If there is one challenge for institutional equity investors these days, it is trying to figure out how much, if any, portfolios should hold in Apple (AAPL).
Apple currently represents 4.3% of the S&P 500. If you didn't hold Apple in your portfolio in the first quarter of 2012, you probably underperformed the benchmark.
Apple rose almost +50% (!) in the first three months of this year, and contributed almost +2% to the S&P's overall gain of +13% in the first quarter.
Apple's stock price has come off slightly since the end of March despite posting almost unbelievable first quarter results.
Still, with the incredible sales momentum the company currently enjoys (just ask Nokia, which is suffering great losses at the hands of Apple), it seems hard to bet against the company.
Relative to its growth rate, Apple is a very cheap stock.

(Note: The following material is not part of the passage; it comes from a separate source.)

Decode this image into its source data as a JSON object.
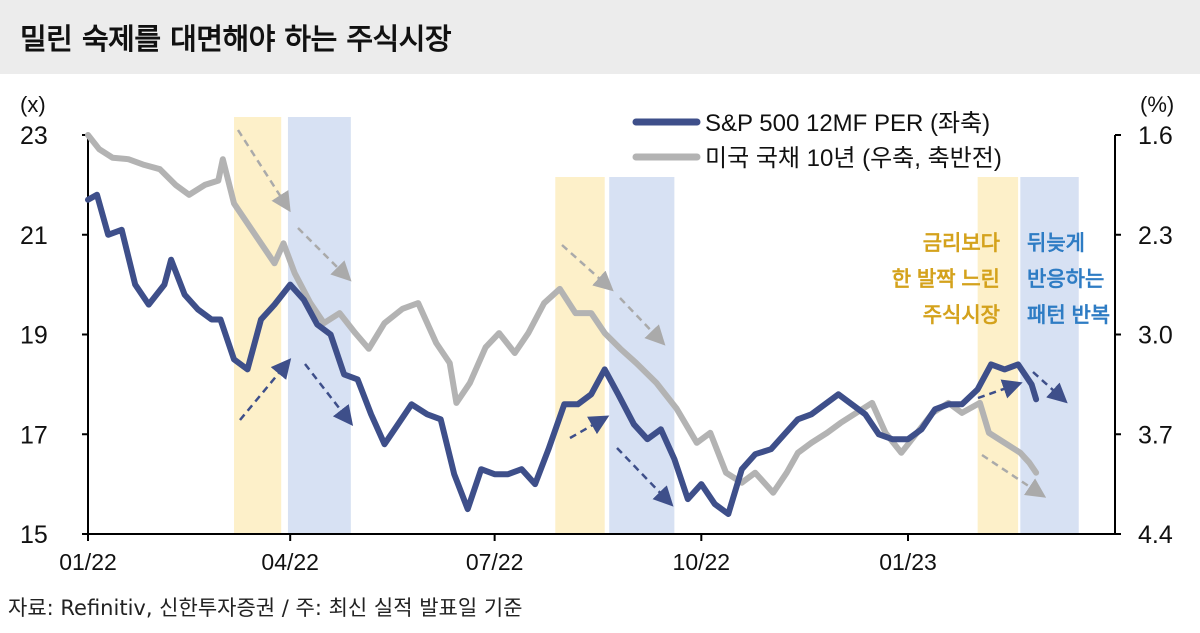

AAPL trades at just 12x earnings, which is near the lower end of its valuation range; the last time it traded at this level was in the spring of 2009, in the depths of the U.S. recession.
The company now offers investors a 1.8% dividend yield. Given the fact that it ended the first quarter with an incredible $110 billion in cash, it is an understatement to say that the dividend has room to expand.
But there will be a time to sell Apple, as is true with most stocks.
If nothing else, the "law of large numbers" will begin to work against the company.
Apple is now the largest company by market capitalization in the U.S.: nearly $550 billion, or more than IBM and Microsoft combined. While it is obviously an amazing company, for example, it is hard to imagine any company growing to be worth $1 trillion.
So it was with interest that I headed over to Barclays yesterday to hear Ben Reitzes, who follows the Information Technology (IT) hardware space for the brokerage firm, which of course includes Apple.
I have written about Ben before on this blog. He is a first-class analyst, and is not afraid to hold contrarian views on the stocks he follows. His conclusions are based on numerous studies not only of the financials but also on regular "field checks" as a reality checks.
Ben has had a "buy" on Apple for 7 of the 10 years that he has been following the company.
While he acknowledges that Apple's huge market cap presents a significant challenge to further stock appreciation, he continues to believe that investors should be buying the stock.
He has a price target of $750 on the stock, which represents another +27% upside if he is right.
Ben argument is simple: the IT space is now dominated by Apple. The company has created such a dominance in the internet ecosphere that it is hard to imagine any company seriously challenging Apple in the foreseeable future.
In his view, the IT world breaks down into three sectors: Apple, and companies that work well with Apple (especially EMC); those that are the big losers in the fight against Apple (Dell and Nokia especially); and those that are not directly impacted by Apple but probably will not enjoy the same rate of growth as Apple (IBM comes to mind).
So, Ben, someone asked: When should you sell Apple?
In his view, there are two main risks. First, at some point the company's dominance will attract the attention of the U.S. Justice Department. Anti-trust investigations derailed Microsoft in the 1990's, and IBM before that, and the day will probably come when Apple's size attracts legal attention as well.
Second, if Apple's legendary customer service ever begins to falter, Ben would start to worry as well. Right now, going to an Apple retail store remains for most people a "wow" experience; if this attention to customer satisfaction gives way to complacency, Ben would be a seller of the stock.
But for now, Ben says, hold on for the ride.